- Rafael Lobo, cineasta brasiliense, teve Mapas premiado com cinco troféus no Cine PE — Festival Audiovisual, em Pernambuco.
- Premiações incluem prêmio especial do público, melhor edição de som, melhor montagem, melhor fotografia e melhor ator.
- Mapas é o longa de estreia do diretor, que usa o horror para refletir sobre o horror político e Brasília, com cenas na UnB.
- O filme foi financiado com R$ 1,75 milhão do Fundo de Apoio à Cultura (FAC-DF), via edital de 2018 pago em 2022.
- Sem data de lançamento anunciada, Mapas foca em festivais, com pretensões de participação internacional; referências incluem o cinema de David Cronenberg.
Na edição recente do Cine PE — Festival Audiovisual, o filme Mapas, dirigido pelo brasiliense Rafael Lobo, consolidou a presença do Distrito Federal em Pernambuco ao vencer cinco prêmios na mostra. O longa levou o prêmio especial do público, além de reconhecimentos para edição de som, montagem, fotografia e atuação.

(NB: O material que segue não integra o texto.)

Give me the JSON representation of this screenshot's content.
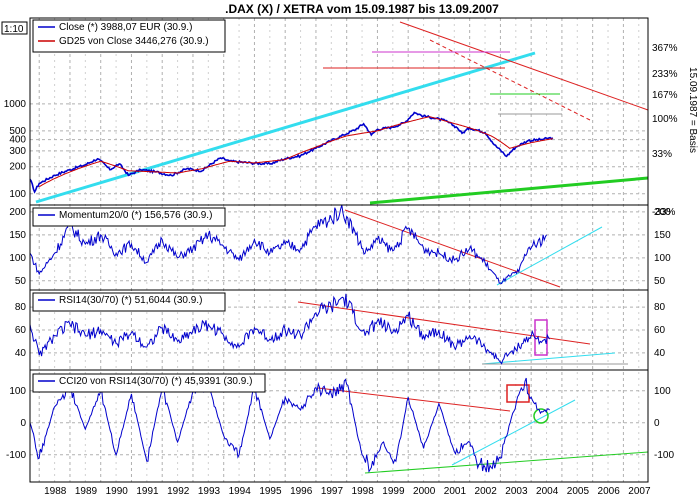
{
  "title": ".DAX (X) / XETRA vom 15.09.1987 bis 13.09.2007",
  "corner_label": "1:10",
  "right_axis_label": "15.09.1987 = Basis",
  "colors": {
    "price": "#0000cc",
    "ma": "#cc0000",
    "trend_cyan": "#33ddee",
    "trend_red": "#dd2222",
    "trend_green": "#22cc22",
    "magenta": "#cc33cc",
    "grid": "#b0b0b0",
    "frame": "#000000"
  },
  "x_axis": {
    "labels": [
      "1988",
      "1989",
      "1990",
      "1991",
      "1992",
      "1993",
      "1994",
      "1995",
      "1996",
      "1997",
      "1998",
      "1999",
      "2000",
      "2001",
      "2002",
      "2003",
      "2004",
      "2005",
      "2006",
      "2007"
    ]
  },
  "chart_data": [
    {
      "type": "line",
      "panel": "price",
      "scale": "log",
      "ylim": [
        75,
        9000
      ],
      "left_ticks": [
        "100",
        "200",
        "300",
        "400",
        "500",
        "1000"
      ],
      "right_ticks": [
        "367%",
        "233%",
        "167%",
        "100%",
        "33%",
        "-33%"
      ],
      "series": [
        {
          "name": "Close (*) 3988,07 EUR (30.9.)",
          "color": "#0000cc",
          "x": [
            1987.7,
            1987.85,
            1988.0,
            1988.5,
            1989.0,
            1989.5,
            1989.9,
            1990.3,
            1990.6,
            1990.9,
            1991.3,
            1991.8,
            1992.3,
            1992.8,
            1993.3,
            1993.9,
            1994.2,
            1994.9,
            1995.5,
            1996.0,
            1996.5,
            1997.0,
            1997.5,
            1997.9,
            1998.3,
            1998.55,
            1998.8,
            1999.0,
            1999.5,
            1999.9,
            2000.2,
            2000.5,
            2000.8,
            2001.2,
            2001.6,
            2001.75,
            2002.0,
            2002.5,
            2002.8,
            2003.2,
            2003.5,
            2003.9,
            2004.3,
            2004.7
          ],
          "y": [
            1450,
            1050,
            1300,
            1600,
            1850,
            2100,
            2450,
            1850,
            2150,
            1600,
            1850,
            1750,
            1600,
            1900,
            1800,
            2500,
            2300,
            2200,
            2150,
            2450,
            2650,
            3200,
            3900,
            4500,
            5200,
            6000,
            4500,
            5200,
            5500,
            6200,
            8000,
            7300,
            7000,
            6500,
            5400,
            4700,
            5400,
            4800,
            3500,
            2600,
            3300,
            3900,
            4000,
            4200
          ]
        },
        {
          "name": "GD25 von Close 3446,276 (30.9.)",
          "color": "#cc0000",
          "x": [
            1988.0,
            1989.0,
            1990.0,
            1990.9,
            1991.8,
            1992.5,
            1993.3,
            1994.2,
            1995.0,
            1996.0,
            1997.0,
            1998.0,
            1999.0,
            2000.0,
            2000.7,
            2001.3,
            2002.0,
            2002.7,
            2003.3,
            2004.0,
            2004.7
          ],
          "y": [
            1200,
            1750,
            2300,
            1800,
            1750,
            1700,
            1900,
            2300,
            2200,
            2400,
            3300,
            4400,
            5000,
            6300,
            7200,
            6300,
            5400,
            4400,
            3200,
            3700,
            4100
          ]
        }
      ]
    },
    {
      "type": "line",
      "panel": "momentum",
      "ylim": [
        30,
        215
      ],
      "ticks": [
        "50",
        "100",
        "150",
        "200"
      ],
      "series": [
        {
          "name": "Momentum20/0 (*) 156,576 (30.9.)",
          "color": "#0000cc",
          "x": [
            1987.7,
            1988.0,
            1988.5,
            1989.0,
            1989.5,
            1990.0,
            1990.5,
            1991.0,
            1991.5,
            1992.0,
            1992.5,
            1993.0,
            1993.5,
            1994.0,
            1994.5,
            1995.0,
            1995.5,
            1996.0,
            1996.5,
            1997.0,
            1997.5,
            1997.8,
            1998.0,
            1998.3,
            1998.6,
            1999.0,
            1999.5,
            2000.0,
            2000.5,
            2001.0,
            2001.5,
            2002.0,
            2002.5,
            2003.0,
            2003.3,
            2003.6,
            2003.9,
            2004.2,
            2004.5
          ],
          "y": [
            110,
            65,
            110,
            170,
            130,
            150,
            110,
            130,
            90,
            140,
            100,
            120,
            150,
            125,
            95,
            140,
            110,
            130,
            120,
            170,
            185,
            205,
            190,
            150,
            110,
            140,
            115,
            165,
            120,
            110,
            95,
            120,
            90,
            45,
            60,
            70,
            120,
            130,
            150
          ]
        }
      ]
    },
    {
      "type": "line",
      "panel": "rsi",
      "ylim": [
        25,
        95
      ],
      "ticks": [
        "40",
        "60",
        "80"
      ],
      "series": [
        {
          "name": "RSI14(30/70) (*) 51,6044 (30.9.)",
          "color": "#0000cc",
          "x": [
            1987.7,
            1988.0,
            1988.5,
            1989.0,
            1989.5,
            1990.0,
            1990.5,
            1991.0,
            1991.5,
            1992.0,
            1992.5,
            1993.0,
            1993.5,
            1994.0,
            1994.5,
            1995.0,
            1995.5,
            1996.0,
            1996.5,
            1997.0,
            1997.5,
            1997.9,
            1998.2,
            1998.6,
            1999.0,
            1999.5,
            2000.0,
            2000.5,
            2001.0,
            2001.5,
            2002.0,
            2002.5,
            2003.0,
            2003.3,
            2003.7,
            2004.0,
            2004.3,
            2004.6
          ],
          "y": [
            65,
            38,
            55,
            65,
            55,
            60,
            48,
            58,
            45,
            62,
            50,
            60,
            65,
            55,
            45,
            62,
            52,
            60,
            55,
            75,
            80,
            88,
            75,
            55,
            68,
            58,
            72,
            55,
            60,
            45,
            55,
            45,
            32,
            40,
            48,
            55,
            50,
            52
          ]
        }
      ]
    },
    {
      "type": "line",
      "panel": "cci",
      "ylim": [
        -185,
        165
      ],
      "ticks": [
        "-100",
        "0",
        "100"
      ],
      "series": [
        {
          "name": "CCI20 von RSI14(30/70) (*) 45,9391 (30.9.)",
          "color": "#0000cc",
          "x": [
            1987.7,
            1988.0,
            1988.5,
            1989.0,
            1989.5,
            1990.0,
            1990.5,
            1991.0,
            1991.5,
            1992.0,
            1992.5,
            1993.0,
            1993.5,
            1994.0,
            1994.5,
            1995.0,
            1995.5,
            1996.0,
            1996.5,
            1997.0,
            1997.5,
            1998.0,
            1998.5,
            1998.8,
            1999.2,
            1999.6,
            2000.0,
            2000.5,
            2001.0,
            2001.5,
            2002.0,
            2002.3,
            2002.7,
            2003.0,
            2003.4,
            2003.8,
            2004.0,
            2004.3,
            2004.6
          ],
          "y": [
            0,
            -110,
            50,
            110,
            -20,
            100,
            -100,
            90,
            -120,
            110,
            -60,
            100,
            120,
            -40,
            -100,
            110,
            -50,
            80,
            40,
            110,
            90,
            120,
            -100,
            -140,
            -60,
            -120,
            80,
            -80,
            60,
            -90,
            -60,
            -130,
            -140,
            -110,
            30,
            130,
            80,
            30,
            40
          ]
        }
      ]
    }
  ]
}
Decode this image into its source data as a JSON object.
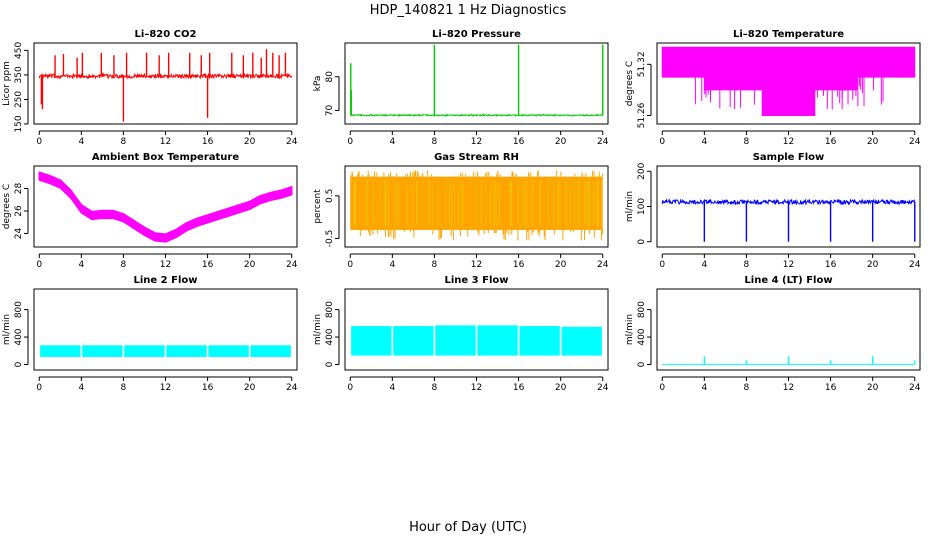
{
  "figure": {
    "title": "HDP_140821  1 Hz Diagnostics",
    "xlabel": "Hour of Day (UTC)"
  },
  "chart_data": [
    {
      "type": "line",
      "title": "Li–820 CO2",
      "ylabel": "Licor ppm",
      "color": "#ff0000",
      "xlim": [
        -0.5,
        24.5
      ],
      "ylim": [
        150,
        480
      ],
      "xticks": [
        "0",
        "4",
        "8",
        "12",
        "16",
        "20",
        "24"
      ],
      "yticks": [
        "150",
        "250",
        "350",
        "450"
      ],
      "baseline": 345,
      "band": 8,
      "spikes": [
        [
          0.2,
          230
        ],
        [
          0.3,
          210
        ],
        [
          1.5,
          430
        ],
        [
          2.3,
          435
        ],
        [
          3.6,
          420
        ],
        [
          4.1,
          440
        ],
        [
          5.9,
          440
        ],
        [
          7.1,
          430
        ],
        [
          8.0,
          160
        ],
        [
          8.3,
          440
        ],
        [
          10.2,
          440
        ],
        [
          11.4,
          430
        ],
        [
          12.3,
          440
        ],
        [
          14.3,
          440
        ],
        [
          15.4,
          430
        ],
        [
          16.0,
          175
        ],
        [
          16.2,
          440
        ],
        [
          18.3,
          440
        ],
        [
          19.4,
          430
        ],
        [
          20.3,
          440
        ],
        [
          21.1,
          420
        ],
        [
          21.6,
          455
        ],
        [
          22.2,
          440
        ],
        [
          22.8,
          430
        ],
        [
          23.4,
          440
        ]
      ]
    },
    {
      "type": "line",
      "title": "Li–820 Pressure",
      "ylabel": "kPa",
      "color": "#00cc00",
      "xlim": [
        -0.5,
        24.5
      ],
      "ylim": [
        66,
        90
      ],
      "xticks": [
        "0",
        "4",
        "8",
        "12",
        "16",
        "20",
        "24"
      ],
      "yticks": [
        "70",
        "80"
      ],
      "baseline": 68.6,
      "band": 0.2,
      "spikes": [
        [
          0.05,
          84
        ],
        [
          0.1,
          76
        ],
        [
          8.0,
          89.5
        ],
        [
          16.0,
          89.5
        ],
        [
          24.0,
          89.5
        ]
      ]
    },
    {
      "type": "area",
      "title": "Li–820 Temperature",
      "ylabel": "degrees C",
      "color": "#ff00ff",
      "xlim": [
        -0.5,
        24.5
      ],
      "ylim": [
        51.25,
        51.345
      ],
      "xticks": [
        "0",
        "4",
        "8",
        "12",
        "16",
        "20",
        "24"
      ],
      "yticks": [
        "51.26",
        "51.32"
      ],
      "envelope_x": [
        0,
        4,
        4,
        9.5,
        9.5,
        14.5,
        14.5,
        18.5,
        18.5,
        24
      ],
      "envelope_low": [
        51.305,
        51.305,
        51.29,
        51.29,
        51.26,
        51.26,
        51.29,
        51.29,
        51.305,
        51.305
      ],
      "envelope_high": [
        51.34,
        51.34,
        51.34,
        51.34,
        51.34,
        51.34,
        51.34,
        51.34,
        51.34,
        51.34
      ]
    },
    {
      "type": "area",
      "title": "Ambient Box Temperature",
      "ylabel": "degrees C",
      "color": "#ff00ff",
      "xlim": [
        -0.5,
        24.5
      ],
      "ylim": [
        22.8,
        30.0
      ],
      "xticks": [
        "0",
        "4",
        "8",
        "12",
        "16",
        "20",
        "24"
      ],
      "yticks": [
        "24",
        "26",
        "28"
      ],
      "x": [
        0,
        1,
        2,
        3,
        4,
        5,
        6,
        7,
        8,
        9,
        10,
        11,
        12,
        13,
        14,
        15,
        16,
        17,
        18,
        19,
        20,
        21,
        22,
        23,
        24
      ],
      "values": [
        29.1,
        28.8,
        28.4,
        27.5,
        26.2,
        25.6,
        25.7,
        25.7,
        25.4,
        24.8,
        24.2,
        23.7,
        23.6,
        24.0,
        24.6,
        25.0,
        25.3,
        25.6,
        25.9,
        26.2,
        26.5,
        27.0,
        27.3,
        27.5,
        27.8
      ],
      "band": 0.35
    },
    {
      "type": "area",
      "title": "Gas Stream RH",
      "ylabel": "percent",
      "color": "#ffa500",
      "xlim": [
        -0.5,
        24.5
      ],
      "ylim": [
        -0.7,
        1.2
      ],
      "xticks": [
        "0",
        "4",
        "8",
        "12",
        "16",
        "20",
        "24"
      ],
      "yticks": [
        "-0.5",
        "0.5"
      ],
      "envelope_low": -0.3,
      "envelope_high": 0.95,
      "extremes": [
        -0.55,
        1.1
      ]
    },
    {
      "type": "line",
      "title": "Sample Flow",
      "ylabel": "ml/min",
      "color": "#0000ff",
      "xlim": [
        -0.5,
        24.5
      ],
      "ylim": [
        -15,
        215
      ],
      "xticks": [
        "0",
        "4",
        "8",
        "12",
        "16",
        "20",
        "24"
      ],
      "yticks": [
        "0",
        "100",
        "200"
      ],
      "baseline": 113,
      "band": 6,
      "dips": [
        [
          4.0,
          0
        ],
        [
          8.0,
          0
        ],
        [
          12.0,
          0
        ],
        [
          16.0,
          0
        ],
        [
          20.0,
          0
        ],
        [
          24.0,
          0
        ]
      ]
    },
    {
      "type": "area",
      "title": "Line 2 Flow",
      "ylabel": "ml/min",
      "color": "#00ffff",
      "xlim": [
        -0.5,
        24.5
      ],
      "ylim": [
        -80,
        1100
      ],
      "xticks": [
        "0",
        "4",
        "8",
        "12",
        "16",
        "20",
        "24"
      ],
      "yticks": [
        "0",
        "400",
        "800"
      ],
      "envelope_low": 110,
      "envelope_high": 280,
      "gaps": [
        4,
        8,
        12,
        16,
        20
      ]
    },
    {
      "type": "area",
      "title": "Line 3 Flow",
      "ylabel": "ml/min",
      "color": "#00ffff",
      "xlim": [
        -0.5,
        24.5
      ],
      "ylim": [
        -80,
        1100
      ],
      "xticks": [
        "0",
        "4",
        "8",
        "12",
        "16",
        "20",
        "24"
      ],
      "yticks": [
        "0",
        "400",
        "800"
      ],
      "envelope_low": 130,
      "envelope_high": [
        540,
        550,
        560,
        560,
        570,
        570,
        560,
        550,
        540
      ],
      "gaps": [
        4,
        8,
        12,
        16,
        20
      ]
    },
    {
      "type": "line",
      "title": "Line 4 (LT) Flow",
      "ylabel": "ml/min",
      "color": "#00ffff",
      "xlim": [
        -0.5,
        24.5
      ],
      "ylim": [
        -80,
        1100
      ],
      "xticks": [
        "0",
        "4",
        "8",
        "12",
        "16",
        "20",
        "24"
      ],
      "yticks": [
        "0",
        "400",
        "800"
      ],
      "baseline": 2,
      "spikes": [
        [
          4.0,
          120
        ],
        [
          8.0,
          60
        ],
        [
          12.0,
          120
        ],
        [
          16.0,
          60
        ],
        [
          20.0,
          120
        ],
        [
          24.0,
          60
        ]
      ]
    }
  ]
}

Rafael Lobo, 41 anos, morou por 35 anos em Brasília e hoje reside em São Paulo. Em Mapas, o diretor mantém ligações com a cidade, incluindo referências ao Plano Piloto, Park Way, Guará e à UnB, onde o enredo também dialoga com o meio acadêmico. O cineasta explicou ao Correio que, mesmo com abordagem de horror, o filme traz um olhar sobre Brasília de forma metalinguística.
O financiamento veio de R$ 1,75 milhão do Fundo de Apoio à Cultura (FAC-DF), obtido em edital de 2018 e pago em 2022, o que viabilizou a produção. Lobo descreve Mapas como um filme de horror que não se apresenta apenas como terror, mas como reflexão sobre o horror social e político, utilizando convenções do gênero para abordar temas contemporâneos.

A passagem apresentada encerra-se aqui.